I woke up the other day, and it was 60 degrees. I put on a light sweater. Now, I recognize in other parts of the country and world, this might signify something vastly different. 

 

But here in Texas, where the highs have been in the mid and upper 90s for weeks (and this has been a mild summer overall) and the upper 70s at night, dipping down into the 60s is cause for celebration and busting out the boots and scarves and pumpkin-flavored everythings!

 

I love these in-between times. Where the season ahead begins to poke through. At first, it only whispers its name in the wind and disappears, leaving you wondering whether you ever heard it all. 

 

It is easy to see this in spring, as life arises from dormancy like a phoenix from the ashes, but it happens with all the seasons. The slow turning of the wheel of the year. 

 

It is as if you can taste change in the air. 

 

This is partially why I long to live closer to nature and the wild cycles that govern life on this planet. 

 

It makes me better at handling change in my own life.

 

It invites me to live more gracefully with the endings and beginnings that dance throughout our lives, wanting nothing more than to be recognized and honored for the soulful shifts that they are. 

 

When I feel into the energy of this moment, I am reminded that in mama nature, endings and beginnings are not abrupt and absolute lines in the sand the way the Tyrant King likes to visualize them. 

 

They are a slow spectrum, filled with magical, liminal, in-between spaces. There is not a clean break and suddenly fall has arrived and summer is gone, though we may mark it as such on our calendars. 

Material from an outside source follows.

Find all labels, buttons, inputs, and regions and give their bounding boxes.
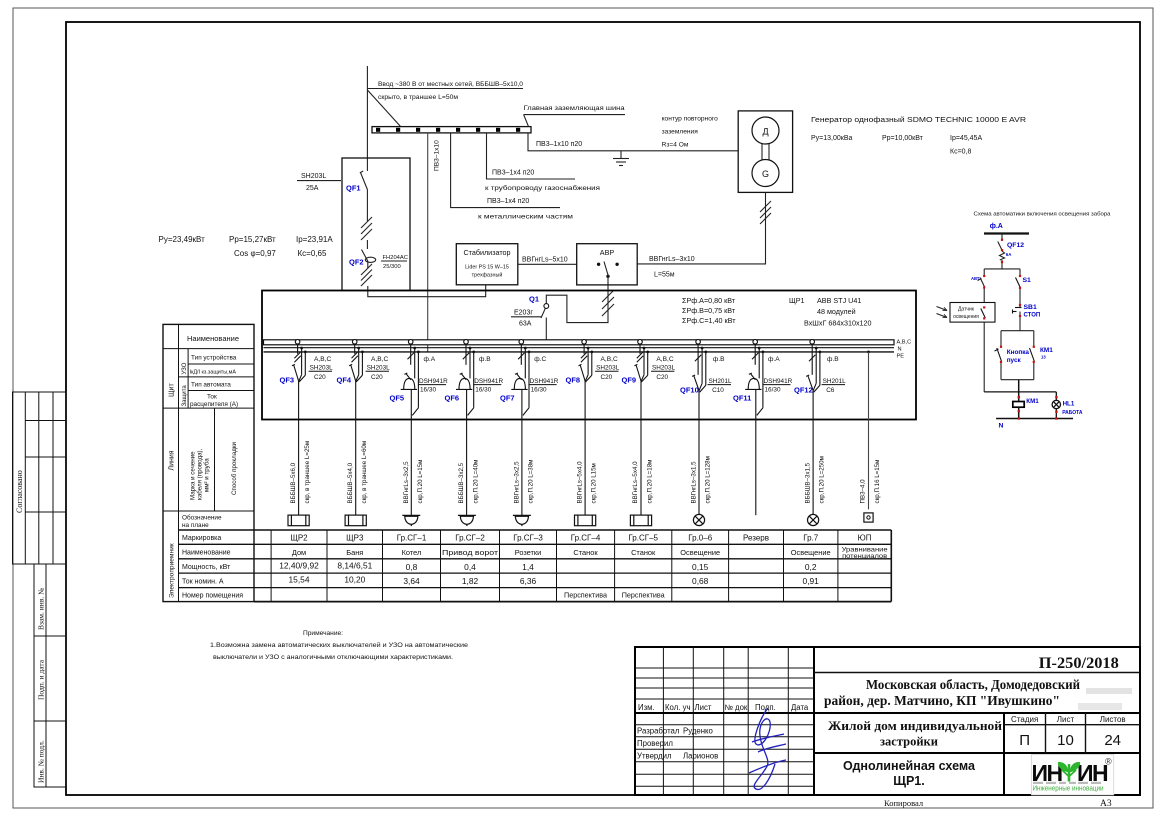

If we lived according to the truth of our own experiences, natural change is often gentler and more gradual than what we make it out to be in our human-designed world.

 

I feel there is an invitation there, hidden in the depths of that in-between space, which is this:

 

May we hold space for the subtle changing of the seasons that occur in our own inner landscapes as well. May we remember to be with the paradox and sometimes contradictory seeming feelings that endings and beginnings inherently call forth. 

 

The grief and/or relief of what is being left behind.

 

The anticipation, excitement, and/or trepidation for what may lie ahead. 

 

The life that was and the life that may one day become coincide at these threshold times. They brush up against each other like strangers on the street who recognize something reminiscent in one another’s faces. 

 

Can we tolerate the uncertainty in these times and spaces? Can we find the magic hidden within the discomfort of straddling what is no longer and what is not yet? 

 

In the words of Rilke, can we learn to be with what is still unresolved in our hearts? Can we make space for all of ourselves and find soul nourishment in that, rather than treating our lives and our feelings as if they were problems to be solved or seasons to be rushed through?

 

This is what the wind seemed to whisper to me on that cool morning before she died down and was taken over by the late summer sun that warmed the day.